The Fall Reading Series Returns
Four guest authors share their work, insights and much more this season.
- published: 2021/08/30
Visit the Writer's Workshop's Creative Writing program in the School of the Arts HERE and learn how you can begin to write your story.
Saddiq Dzukogi | Poetry | Wednesday | September 8 | 7:30 pm
Criss Library
Saddiq Dzukogi’s poetry collection Your Crib, My Qibla (University of Nebraska Press 2021) was named one of 29 of the best poetry collections by Oprah Daily. His chapbook Inside the Flower Room was selected by Kwame Dawes and Chris Abani for APBF New Generation African Poets Chapbook Series. His poems have appeared or are forthcoming in The Cincinnati Review, Gulf Coast, Kenyon Review, Oxford Poetry, Poetry Society of America, Prairie Schooner, and other literary journals and magazines. He was a finalist of Brunel International African Poetry Prize and a recipient of fellowships and Grants from Nebraska Arts Council, Pen America, Obsidian Foundation, and the University of Nebraska-Lincoln where he is a P.h.D student and serves as an Assistant Poetry Editor for Prairie Schooner.
Reginald Dwayne Betts | Creative Non Fiction | Wednesday | Oct 6 | 7:30 pm
Registered Remote Event
Reginald Dwayne Betts is an American poet, memoirist, and teacher. He has written three collections of poetry, Bastards of the Reagan Era, Shahid Reads His Own Palm, and his most recent collection Felon, which interrogates and challenges our notions of justice.

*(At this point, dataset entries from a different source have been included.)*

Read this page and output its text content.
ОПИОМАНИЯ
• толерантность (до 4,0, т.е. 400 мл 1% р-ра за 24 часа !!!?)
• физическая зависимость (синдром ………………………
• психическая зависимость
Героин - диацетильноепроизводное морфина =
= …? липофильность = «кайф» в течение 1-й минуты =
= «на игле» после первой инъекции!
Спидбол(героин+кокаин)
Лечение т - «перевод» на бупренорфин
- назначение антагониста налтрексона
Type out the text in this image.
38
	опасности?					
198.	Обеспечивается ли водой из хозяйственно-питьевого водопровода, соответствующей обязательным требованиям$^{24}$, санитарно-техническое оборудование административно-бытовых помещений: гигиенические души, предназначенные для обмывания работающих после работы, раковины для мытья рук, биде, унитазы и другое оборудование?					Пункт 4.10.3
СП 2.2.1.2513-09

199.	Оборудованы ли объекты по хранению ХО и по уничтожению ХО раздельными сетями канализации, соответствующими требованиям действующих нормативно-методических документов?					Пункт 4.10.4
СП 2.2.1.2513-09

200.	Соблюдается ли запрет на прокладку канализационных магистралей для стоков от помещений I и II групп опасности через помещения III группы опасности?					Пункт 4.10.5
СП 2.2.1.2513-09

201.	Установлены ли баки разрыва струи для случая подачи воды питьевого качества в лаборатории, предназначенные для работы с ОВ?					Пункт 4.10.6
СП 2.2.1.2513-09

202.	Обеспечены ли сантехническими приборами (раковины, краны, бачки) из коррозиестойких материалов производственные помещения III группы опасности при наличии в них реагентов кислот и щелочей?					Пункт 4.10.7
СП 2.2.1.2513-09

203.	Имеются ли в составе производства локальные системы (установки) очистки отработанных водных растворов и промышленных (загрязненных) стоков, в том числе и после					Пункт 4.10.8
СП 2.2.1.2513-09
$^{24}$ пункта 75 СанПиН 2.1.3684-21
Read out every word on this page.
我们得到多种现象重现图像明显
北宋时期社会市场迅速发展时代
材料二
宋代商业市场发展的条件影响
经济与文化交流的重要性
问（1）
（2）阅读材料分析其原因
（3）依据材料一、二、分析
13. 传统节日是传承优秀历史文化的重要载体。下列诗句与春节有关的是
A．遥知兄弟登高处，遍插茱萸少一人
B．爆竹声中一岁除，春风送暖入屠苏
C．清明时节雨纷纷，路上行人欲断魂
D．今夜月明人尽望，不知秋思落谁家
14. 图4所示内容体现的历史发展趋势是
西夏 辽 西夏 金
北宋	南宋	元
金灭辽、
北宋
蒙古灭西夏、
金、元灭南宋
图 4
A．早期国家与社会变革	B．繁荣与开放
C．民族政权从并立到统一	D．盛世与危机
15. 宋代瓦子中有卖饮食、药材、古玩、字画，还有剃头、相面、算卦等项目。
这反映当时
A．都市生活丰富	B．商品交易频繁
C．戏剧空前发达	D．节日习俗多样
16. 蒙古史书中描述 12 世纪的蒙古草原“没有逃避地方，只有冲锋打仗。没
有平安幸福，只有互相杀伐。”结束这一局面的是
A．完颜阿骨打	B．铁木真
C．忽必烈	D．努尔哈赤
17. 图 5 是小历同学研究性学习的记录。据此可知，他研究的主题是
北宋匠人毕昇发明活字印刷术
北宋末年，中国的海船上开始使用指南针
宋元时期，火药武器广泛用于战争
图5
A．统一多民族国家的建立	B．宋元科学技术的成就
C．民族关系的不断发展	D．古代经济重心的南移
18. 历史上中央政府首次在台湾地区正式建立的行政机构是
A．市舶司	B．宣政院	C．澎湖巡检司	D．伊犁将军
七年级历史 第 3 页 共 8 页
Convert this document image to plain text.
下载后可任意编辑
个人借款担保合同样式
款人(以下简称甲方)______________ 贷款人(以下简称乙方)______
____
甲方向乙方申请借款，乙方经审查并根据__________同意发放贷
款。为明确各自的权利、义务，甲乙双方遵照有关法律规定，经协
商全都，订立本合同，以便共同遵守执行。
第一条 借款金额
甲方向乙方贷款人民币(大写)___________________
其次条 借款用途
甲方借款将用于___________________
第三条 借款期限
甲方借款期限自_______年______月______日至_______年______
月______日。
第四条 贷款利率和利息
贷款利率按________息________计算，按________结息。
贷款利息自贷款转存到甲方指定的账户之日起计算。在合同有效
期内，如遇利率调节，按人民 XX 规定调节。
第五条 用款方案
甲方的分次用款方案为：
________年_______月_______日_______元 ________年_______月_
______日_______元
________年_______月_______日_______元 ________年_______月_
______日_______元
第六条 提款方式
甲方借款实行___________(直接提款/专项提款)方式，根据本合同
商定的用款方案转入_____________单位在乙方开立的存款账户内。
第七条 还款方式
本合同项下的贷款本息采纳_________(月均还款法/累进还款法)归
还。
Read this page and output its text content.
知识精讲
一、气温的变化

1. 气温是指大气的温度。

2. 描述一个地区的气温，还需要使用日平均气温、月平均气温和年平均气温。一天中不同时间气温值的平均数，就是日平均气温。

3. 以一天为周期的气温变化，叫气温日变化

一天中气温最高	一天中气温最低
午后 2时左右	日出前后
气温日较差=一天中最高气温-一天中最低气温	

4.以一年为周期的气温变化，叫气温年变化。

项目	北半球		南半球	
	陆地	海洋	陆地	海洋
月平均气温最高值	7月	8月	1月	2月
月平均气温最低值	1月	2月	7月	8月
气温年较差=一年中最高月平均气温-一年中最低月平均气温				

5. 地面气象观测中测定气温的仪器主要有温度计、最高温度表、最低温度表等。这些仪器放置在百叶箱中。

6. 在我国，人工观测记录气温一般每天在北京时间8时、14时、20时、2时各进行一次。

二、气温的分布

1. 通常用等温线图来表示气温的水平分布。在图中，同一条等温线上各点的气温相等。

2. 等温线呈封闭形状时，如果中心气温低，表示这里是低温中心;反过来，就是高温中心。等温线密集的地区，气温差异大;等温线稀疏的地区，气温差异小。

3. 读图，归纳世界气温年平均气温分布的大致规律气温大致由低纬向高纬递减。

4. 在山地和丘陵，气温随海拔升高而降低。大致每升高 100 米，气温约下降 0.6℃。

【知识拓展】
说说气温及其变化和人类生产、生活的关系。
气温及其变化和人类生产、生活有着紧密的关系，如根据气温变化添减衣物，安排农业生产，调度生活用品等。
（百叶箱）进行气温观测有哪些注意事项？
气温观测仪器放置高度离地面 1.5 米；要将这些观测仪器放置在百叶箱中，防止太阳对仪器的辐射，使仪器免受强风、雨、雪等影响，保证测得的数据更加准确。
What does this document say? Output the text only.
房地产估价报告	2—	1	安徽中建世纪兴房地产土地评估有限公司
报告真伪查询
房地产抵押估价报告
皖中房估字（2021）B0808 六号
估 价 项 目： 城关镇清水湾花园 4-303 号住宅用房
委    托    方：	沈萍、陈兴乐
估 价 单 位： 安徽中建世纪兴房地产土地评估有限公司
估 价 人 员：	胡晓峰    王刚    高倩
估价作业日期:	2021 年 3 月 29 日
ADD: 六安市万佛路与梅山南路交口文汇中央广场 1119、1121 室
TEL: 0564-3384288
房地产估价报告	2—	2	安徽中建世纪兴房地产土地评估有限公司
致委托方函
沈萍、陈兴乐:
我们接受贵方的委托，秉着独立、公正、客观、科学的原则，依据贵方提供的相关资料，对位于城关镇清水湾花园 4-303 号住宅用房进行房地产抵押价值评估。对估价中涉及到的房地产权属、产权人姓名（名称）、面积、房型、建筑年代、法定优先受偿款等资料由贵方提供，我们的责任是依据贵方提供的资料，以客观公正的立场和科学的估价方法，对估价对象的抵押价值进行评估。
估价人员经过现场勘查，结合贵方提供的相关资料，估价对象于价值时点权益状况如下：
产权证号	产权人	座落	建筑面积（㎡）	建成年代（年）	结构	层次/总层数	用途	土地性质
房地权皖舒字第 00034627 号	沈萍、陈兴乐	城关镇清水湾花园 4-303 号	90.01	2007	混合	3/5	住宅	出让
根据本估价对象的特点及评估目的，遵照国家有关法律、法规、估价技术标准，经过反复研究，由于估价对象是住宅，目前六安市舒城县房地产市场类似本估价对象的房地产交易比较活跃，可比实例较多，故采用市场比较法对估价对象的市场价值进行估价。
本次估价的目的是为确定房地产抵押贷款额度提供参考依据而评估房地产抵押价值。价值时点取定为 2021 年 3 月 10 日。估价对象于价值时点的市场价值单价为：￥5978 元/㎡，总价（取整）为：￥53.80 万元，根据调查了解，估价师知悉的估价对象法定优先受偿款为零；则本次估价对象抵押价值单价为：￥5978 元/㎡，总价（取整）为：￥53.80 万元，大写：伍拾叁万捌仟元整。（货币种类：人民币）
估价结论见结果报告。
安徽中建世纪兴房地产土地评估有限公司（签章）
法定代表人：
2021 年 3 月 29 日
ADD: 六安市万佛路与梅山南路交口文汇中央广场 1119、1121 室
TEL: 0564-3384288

His memoir, A Question of Freedom: A Memoir of Learning, Survival, and Coming of Age in Prison, is the story of a young man confined in the worst prisons in the state of Virginia, where solitary confinement, horrific conditions, and the constant violence threatened to break his humanity. Instead, Betts used the time to turn himself into a poet, a scholar, and an advocate for the reform of the criminal justice system.
Named a 2018 Guggenheim Fellow and a 2018 NEA Fellow, Betts’ writing has generated national attention and earned him a Soros Justice Fellowship, a Radcliffe Fellowship, a Ruth Lily Fellowship, an NAACP Image Award, and New America Fellowship. Betts has been featured in The New York Times, The New Yorker, and The Washington Post, as well as being interviewed on NPR’s Fresh Air, The Travis Smiley Show and several other national shows. He holds a B.A. from the University of Maryland; an M.F.A. from Warren Wilson College, where he was a Holden Fellow; and a J.D. from Yale Law School. He is a Ph. D. in Law candidate at Yale and, as a Liman Fellow, he spent a year representing clients in the New Haven Public Defender’s Office.
Jaye Viner | Fiction | Wednesday | November 3 | 7:30 pm
UNO Art Gallery in the Weber Fine Arts Building
Jaye Viner lives on what used to be the plains of eastern Nebraska with two feline fur bombs and a very tall man. She knows just enough about a wide variety of things to embarrass herself at parties she never attends. She holds an MFA and MA from the University of Nebraska. Her writing has been published in Drabblecast, The Roanoke Review, and Everyday Fiction. Her first novel, Jane of Battery Park, is now available from Red Hen Press. Find her on Twitter @JayeViner or Instagram @Jaye_Viner
Kristin Burke | Screenwriting | Wednesday | December 1 | 7:30 pm
Registered Remote Event
Kristin Burke is a Writer, Director, and Costume Designer educated at Northwestern University. She was recently awarded a fellowship in the Warner Brothers Emerging Film Directors’ Workshop, where she was given $100,000 to write and direct the short film Urban Myth: Nest, now available to view on HBOGo.
Burke has written several feature film scripts, and has four projects in active development to direct. She is also in post on a short documentary called This is Why We Walk, chronicling the eighty-mile journey of Marita Growing Thunder, a Montana teenager fighting to raise awareness for the Missing and Murdered Indigenous Women crisis. Burke has designed costumes for over fifty feature films and television series, including seasons one and two of Sleepy Hollow 2, the feature films The Conjuring, Insidious, Running Scared, The Cooler, and The Slaughter Rule. In addition, Ms. Burke is an internationally exhibited artist, specializing in collage, quilting and mail art, and had her first solo exhibition in Los Angeles in 2001. Burke also founded the nonprofit SECOND FAMILIES to assist newly arrived refugees in Southern California. Currently working with over 150 families, the organization provides basic non-food items like clothing, personal care items, and furniture to families who have arrived in this country with nothing.